HDOJ 2136

Largest prime factor

Time Limit: 5000/1000 MS (Java/Others)    Memory Limit: 32768/32768 K (Java/Others)
Total Submission(s): 5565    Accepted Submission(s): 1961

Problem Description

Everybody knows any number can be combined by the prime number.
Now, your task is telling me what position of the largest prime factor.
The position of prime 2 is 1, prime 3 is 2, and prime 5 is 3, etc.
Specially, LPF(1) = 0.

 

Input

Each line will contain one integer n(0 < n < 1000000).

 

Output

Output the LPF(n).

 

Sample Input

   
   
   
   

    
    
    
    1
2
3
4
5
   
   
   
   

 

Sample Output

   
   
   
   

    
    
    
    0
1
2
1
3
   
   
   
   

 

Author

Wiskey

 

Source

HDU 2007-11 Programming Contest_WarmUp

 

Recommend

威士忌

埃拉托色尼筛选法(输入一个一定范围内的自然数，返回小于这个自然数的所有素数(质数)) 

（1）先把1删除 

（2）读取队列中当前最小的数2，然后把2的倍数删去 

（3）读取队列中当前最小的数3，然后把3的倍数删去 

（4）读取队列中当前最小的数5，然后把5的倍数删去 

（5）如上所述直到需求的范围内所有的数均删除或读取 

由于本题需要经常读取素数位置，所以用埃拉托色尼筛选法是比较合适的。 为了适应本题，做一些改变。
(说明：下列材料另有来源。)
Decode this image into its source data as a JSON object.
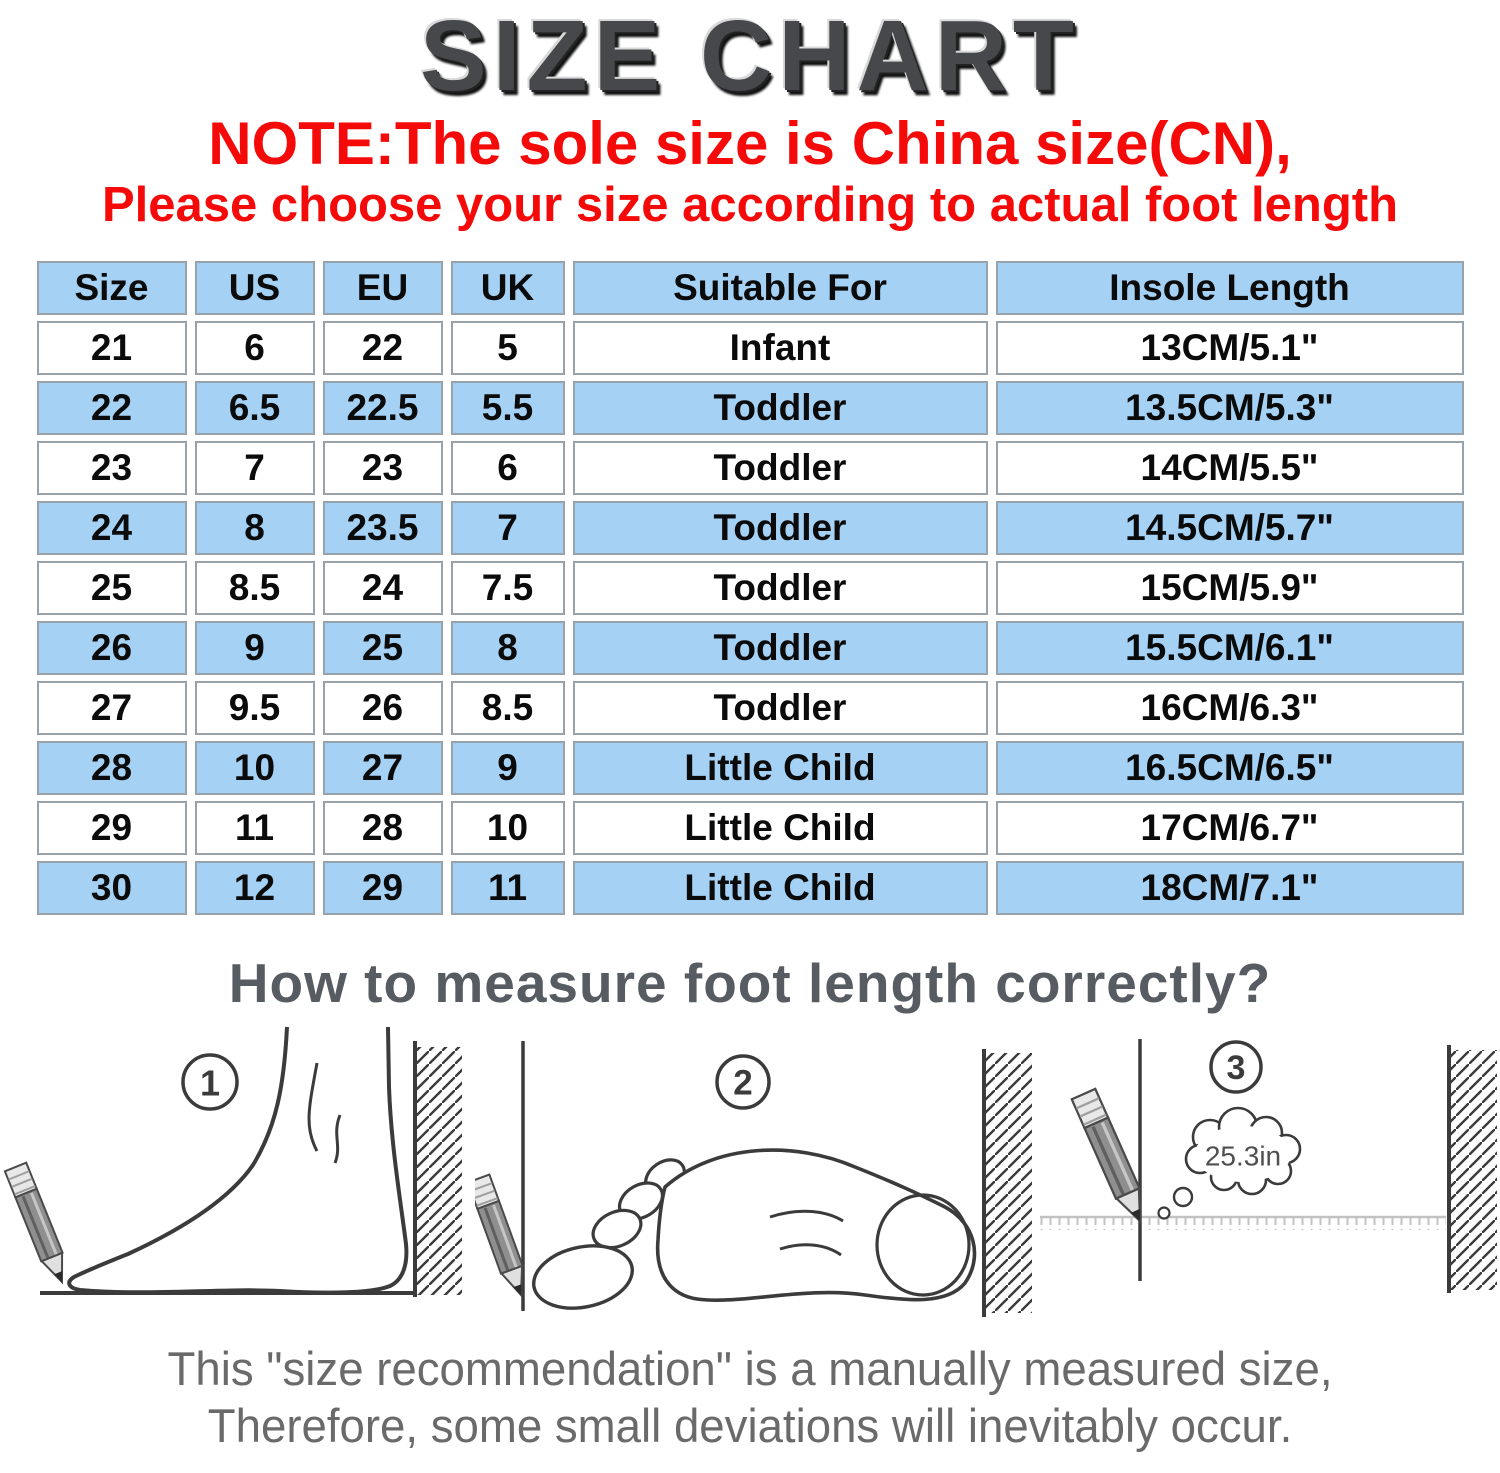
{
  "title": "SIZE CHART",
  "note": {
    "line1": "NOTE:The sole size is China size(CN),",
    "line2": "Please choose your size according to actual foot length"
  },
  "table": {
    "headers": [
      "Size",
      "US",
      "EU",
      "UK",
      "Suitable For",
      "Insole Length"
    ],
    "rows": [
      [
        "21",
        "6",
        "22",
        "5",
        "Infant",
        "13CM/5.1\""
      ],
      [
        "22",
        "6.5",
        "22.5",
        "5.5",
        "Toddler",
        "13.5CM/5.3\""
      ],
      [
        "23",
        "7",
        "23",
        "6",
        "Toddler",
        "14CM/5.5\""
      ],
      [
        "24",
        "8",
        "23.5",
        "7",
        "Toddler",
        "14.5CM/5.7\""
      ],
      [
        "25",
        "8.5",
        "24",
        "7.5",
        "Toddler",
        "15CM/5.9\""
      ],
      [
        "26",
        "9",
        "25",
        "8",
        "Toddler",
        "15.5CM/6.1\""
      ],
      [
        "27",
        "9.5",
        "26",
        "8.5",
        "Toddler",
        "16CM/6.3\""
      ],
      [
        "28",
        "10",
        "27",
        "9",
        "Little Child",
        "16.5CM/6.5\""
      ],
      [
        "29",
        "11",
        "28",
        "10",
        "Little Child",
        "17CM/6.7\""
      ],
      [
        "30",
        "12",
        "29",
        "11",
        "Little Child",
        "18CM/7.1\""
      ]
    ]
  },
  "measure": {
    "heading": "How to measure foot length correctly?",
    "steps": [
      "1",
      "2",
      "3"
    ],
    "bubble_text": "25.3in"
  },
  "disclaimer": {
    "line1": "This \"size recommendation\" is a manually measured size,",
    "line2": "Therefore, some small deviations will inevitably occur."
  },
  "colors": {
    "row_blue": "#a5d1f5",
    "note_red": "#f50a0a",
    "title_gray": "#46484b",
    "heading_gray": "#575c62",
    "disclaimer_gray": "#6a6a6a",
    "table_border": "#98a2aa",
    "line_art": "#3b3b3b"
  },
  "chart_data": {
    "type": "table",
    "title": "SIZE CHART",
    "columns": [
      "Size",
      "US",
      "EU",
      "UK",
      "Suitable For",
      "Insole Length"
    ],
    "rows": [
      [
        "21",
        "6",
        "22",
        "5",
        "Infant",
        "13CM/5.1\""
      ],
      [
        "22",
        "6.5",
        "22.5",
        "5.5",
        "Toddler",
        "13.5CM/5.3\""
      ],
      [
        "23",
        "7",
        "23",
        "6",
        "Toddler",
        "14CM/5.5\""
      ],
      [
        "24",
        "8",
        "23.5",
        "7",
        "Toddler",
        "14.5CM/5.7\""
      ],
      [
        "25",
        "8.5",
        "24",
        "7.5",
        "Toddler",
        "15CM/5.9\""
      ],
      [
        "26",
        "9",
        "25",
        "8",
        "Toddler",
        "15.5CM/6.1\""
      ],
      [
        "27",
        "9.5",
        "26",
        "8.5",
        "Toddler",
        "16CM/6.3\""
      ],
      [
        "28",
        "10",
        "27",
        "9",
        "Little Child",
        "16.5CM/6.5\""
      ],
      [
        "29",
        "11",
        "28",
        "10",
        "Little Child",
        "17CM/6.7\""
      ],
      [
        "30",
        "12",
        "29",
        "11",
        "Little Child",
        "18CM/7.1\""
      ]
    ]
  }
}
把2的倍数均设为1， 3的倍数设为2, 5的倍数设为3......

#include <cstdio>
#include <cmath>
#include <algorithm>
#include <iostream>
#include <cstring>
#include <map>
#include <string>
#include <stack>
#include <cctype>
#include <vector>
#include <queue>
#include <set>
#include <utility>

using namespace std;
//#define Online_Judge
#define outstars cout << "***********************" << endl;
#define clr(a,b) memset(a,b,sizeof(a))
#define lson l , mid  , rt << 1
#define rson mid + 1 , r , rt << 1 | 1
#define mid ((l + r) >> 1)
#define mk make_pair
#define FOR(i , x , n) for(int i = (x) ; i < (n) ; i++)
#define FORR(i , x , n) for(int i = (x) ; i <= (n) ; i++)
#define REP(i , x , n) for(int i = (x) ; i > (n) ; i--)
#define REPP(i ,x , n) for(int i = (x) ; i >= (n) ; i--)
const int MAXN = 2000010;
const long long LLMAX = 0x7fffffffffffffffLL;
const long long LLMIN = 0x8000000000000000LL;
const int INF = 0x7fffffff;
const int IMIN = 0x80000000;
#define eps 1e-8
#define mod 1000000007
typedef long long LL;
const double PI = acos(-1.0);
typedef double D;
typedef pair<int , int> pi;
///#pragma comment(linker, "/STACK:102400000,102400000")
int a[MAXN] , n;
int main()
{
    //ios::sync_with_stdio(false);
    #ifdef Online_Judge
        freopen("in.txt","r",stdin);
        freopen("out.txt","w",stdout);
    #endif // Online_Judge
    clr(a , -1);
    a[1] = 0;
    int cnt = 0;
    FOR(i , 2 , MAXN)
    {
        if(a[i] == -1)
        {
            cnt++;
            for(int j = i ; j < MAXN ; j+= i)
            {
                a[j] = cnt;
            }
        }
    }
    while(~scanf("%d" , &n))printf("%d\n" , a[n]);
    return 0;
}